Expected output shape:

```json
{"modelChain": ["..."], "cli": "pi", "executionPolicy": "guarded"}
```

If `coordinatorSubagentDispatch` is missing or has no usable `modelChain`, the helper emits the corresponding canonical template and exits non-zero.

## Migrating from the legacy model-tier config

This is a one-time, user-performed migration — pi-flow provides no code assistance or dual-read.
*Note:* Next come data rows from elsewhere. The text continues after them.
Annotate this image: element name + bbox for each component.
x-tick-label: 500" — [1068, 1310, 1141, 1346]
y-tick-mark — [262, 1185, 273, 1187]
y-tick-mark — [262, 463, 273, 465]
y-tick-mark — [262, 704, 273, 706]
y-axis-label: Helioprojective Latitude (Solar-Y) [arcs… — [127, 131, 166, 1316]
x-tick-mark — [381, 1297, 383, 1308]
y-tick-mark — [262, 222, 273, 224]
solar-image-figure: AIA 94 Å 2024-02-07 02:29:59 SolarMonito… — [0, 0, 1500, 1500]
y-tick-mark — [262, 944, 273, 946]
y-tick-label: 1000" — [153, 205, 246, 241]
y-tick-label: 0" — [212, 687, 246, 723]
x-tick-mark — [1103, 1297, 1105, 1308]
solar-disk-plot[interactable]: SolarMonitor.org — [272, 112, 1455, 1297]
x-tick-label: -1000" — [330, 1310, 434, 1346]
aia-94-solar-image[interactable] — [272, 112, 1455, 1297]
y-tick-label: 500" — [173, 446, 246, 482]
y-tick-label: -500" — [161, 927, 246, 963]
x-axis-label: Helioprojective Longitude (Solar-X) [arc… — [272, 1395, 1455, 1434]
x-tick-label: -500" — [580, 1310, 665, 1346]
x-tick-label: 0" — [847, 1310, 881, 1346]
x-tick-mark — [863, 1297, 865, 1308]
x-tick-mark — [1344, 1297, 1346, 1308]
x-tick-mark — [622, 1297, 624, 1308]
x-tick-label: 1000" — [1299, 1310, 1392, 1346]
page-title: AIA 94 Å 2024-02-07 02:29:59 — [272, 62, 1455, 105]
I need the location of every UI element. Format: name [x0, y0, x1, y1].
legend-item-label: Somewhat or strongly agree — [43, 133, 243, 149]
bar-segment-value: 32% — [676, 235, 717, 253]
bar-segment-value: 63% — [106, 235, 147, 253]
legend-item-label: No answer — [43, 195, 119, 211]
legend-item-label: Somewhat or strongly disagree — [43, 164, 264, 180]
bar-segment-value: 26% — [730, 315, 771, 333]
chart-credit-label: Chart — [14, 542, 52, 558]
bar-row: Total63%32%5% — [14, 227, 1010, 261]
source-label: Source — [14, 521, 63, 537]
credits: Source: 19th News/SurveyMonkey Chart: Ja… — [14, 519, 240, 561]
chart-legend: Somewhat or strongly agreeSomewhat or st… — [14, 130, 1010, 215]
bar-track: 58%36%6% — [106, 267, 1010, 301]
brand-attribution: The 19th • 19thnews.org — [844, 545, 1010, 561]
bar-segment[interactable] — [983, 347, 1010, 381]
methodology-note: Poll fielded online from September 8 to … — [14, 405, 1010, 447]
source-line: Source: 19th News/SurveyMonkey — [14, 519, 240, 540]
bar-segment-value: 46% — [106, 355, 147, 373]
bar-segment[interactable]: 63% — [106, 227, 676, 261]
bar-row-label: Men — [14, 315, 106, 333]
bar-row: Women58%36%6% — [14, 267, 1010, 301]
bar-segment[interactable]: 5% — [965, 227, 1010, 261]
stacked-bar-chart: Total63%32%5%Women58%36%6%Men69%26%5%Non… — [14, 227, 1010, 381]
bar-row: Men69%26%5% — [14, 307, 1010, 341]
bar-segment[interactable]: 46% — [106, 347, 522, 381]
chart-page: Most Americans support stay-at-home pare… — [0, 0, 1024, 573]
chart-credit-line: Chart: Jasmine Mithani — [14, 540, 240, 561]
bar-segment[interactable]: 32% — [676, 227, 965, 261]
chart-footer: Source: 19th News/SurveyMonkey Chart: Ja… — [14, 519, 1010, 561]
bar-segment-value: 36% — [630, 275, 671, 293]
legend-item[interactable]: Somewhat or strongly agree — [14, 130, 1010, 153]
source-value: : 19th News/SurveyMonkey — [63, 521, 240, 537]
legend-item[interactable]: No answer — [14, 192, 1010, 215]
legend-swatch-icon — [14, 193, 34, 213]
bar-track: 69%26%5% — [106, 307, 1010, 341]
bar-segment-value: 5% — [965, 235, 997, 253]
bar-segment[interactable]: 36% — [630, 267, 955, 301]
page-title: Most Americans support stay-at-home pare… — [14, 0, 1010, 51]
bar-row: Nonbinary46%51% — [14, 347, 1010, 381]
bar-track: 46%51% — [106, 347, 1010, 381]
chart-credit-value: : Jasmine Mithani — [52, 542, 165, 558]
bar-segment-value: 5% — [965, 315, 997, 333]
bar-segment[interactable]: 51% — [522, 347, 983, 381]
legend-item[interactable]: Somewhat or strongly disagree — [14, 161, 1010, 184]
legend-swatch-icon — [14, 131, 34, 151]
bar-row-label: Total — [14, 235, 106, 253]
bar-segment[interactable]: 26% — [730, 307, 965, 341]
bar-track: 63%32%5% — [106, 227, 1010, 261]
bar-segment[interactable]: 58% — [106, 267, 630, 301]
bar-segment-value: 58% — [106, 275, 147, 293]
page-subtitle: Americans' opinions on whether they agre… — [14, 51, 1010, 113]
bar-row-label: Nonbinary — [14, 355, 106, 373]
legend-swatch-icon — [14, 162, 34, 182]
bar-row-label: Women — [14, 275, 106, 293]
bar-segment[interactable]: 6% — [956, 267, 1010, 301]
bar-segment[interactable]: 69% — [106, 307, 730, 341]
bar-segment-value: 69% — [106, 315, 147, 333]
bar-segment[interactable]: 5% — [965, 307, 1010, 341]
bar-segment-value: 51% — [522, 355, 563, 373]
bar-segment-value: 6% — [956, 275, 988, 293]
Do it once, then delete the old file.

1. Rename the legacy model-tier config file in `~/.pi/agent/` to `flow.json`.

2. Apply the key mapping table:

   | Legacy key | `flow.json` key |
   |---|---|
   | top-level `capable` / `standard` / `efficient` | `modelTiers.capable` / `.standard` / `.efficient` |
   | `crossProvider` | `crossProviderModelTiers` |
   | `dispatch` | `subagentDispatch` |
   | `coordinatorDispatch` | `coordinatorSubagentDispatch` |
   | (absent) | `executionPolicy` — required, `"guarded"` or `"unrestricted"` |

3. Add `"executionPolicy": "guarded"` at the top level (or `"unrestricted"` for a trusted single-user setup where you want to skip permission prompts).

4. Run a workflow dispatch to confirm it succeeds, then delete the legacy file.

## What is NOT shipped

`pi-flow` does not write `~/.pi/agent/flow.json` on install and never overwrites an existing user file. The example file (`flow.example.json`) is included in the package for reference only and is never read at runtime. You must create `~/.pi/agent/flow.json` yourself before running any workflow that dispatches agents.